All Urban II could do was urge the "civil ruling authorities" to repel Muslim invasion. Are you saying religious leaders should never give civilian leaders advice?
ii) Muslims were killing and enslaving Catholics. Didn't a medieval pope have a right to urge civilian authorities to protect Catholics? I'm not Catholic, but I'm just discussing the issue in terms of how the table was set in the middle ages.
iii) Where's the line between "the church" and civilians? Almost all civilians in the Western Roman empire were Catholic.
iv) There is a tradition the men of the cloth should never take up arms. Do you agree with that? If a violent man storms into a Sunday school and threatens to kill the children, doesn't the pastor have duty to prevent a massacre by using lethal force, if necessary, to ward off the assailant?
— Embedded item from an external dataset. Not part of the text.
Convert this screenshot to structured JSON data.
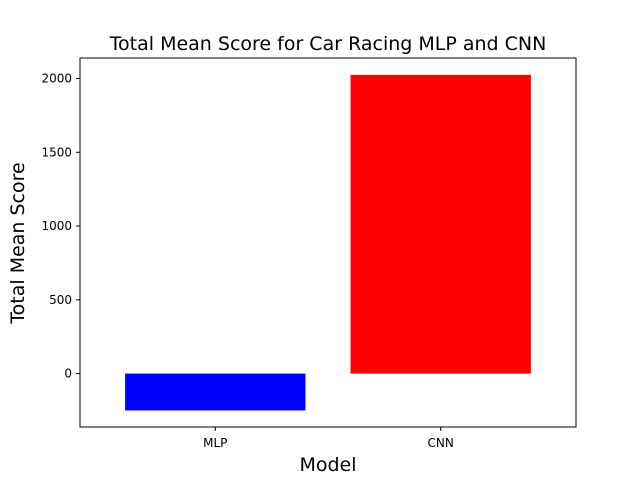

v) The appeal to Rom 13 is fallacious. To say civil authorities have a role in military action doesn't say anything about the role of the church one way or the other.
vi) There are multiple justifications given for the Crusades. We don't have to accept the justifications offered by Urban II to say the Crusades were justifiable in principle as an act of self-defense. We're not bound by Urban II's rationale. We can have independent reasons for believing it was necessary to repel Muslim military aggression.
vii) I agree with your larger point that Europeans make a basic mistake when they treat Roman Catholicism as their default representative of Christianity.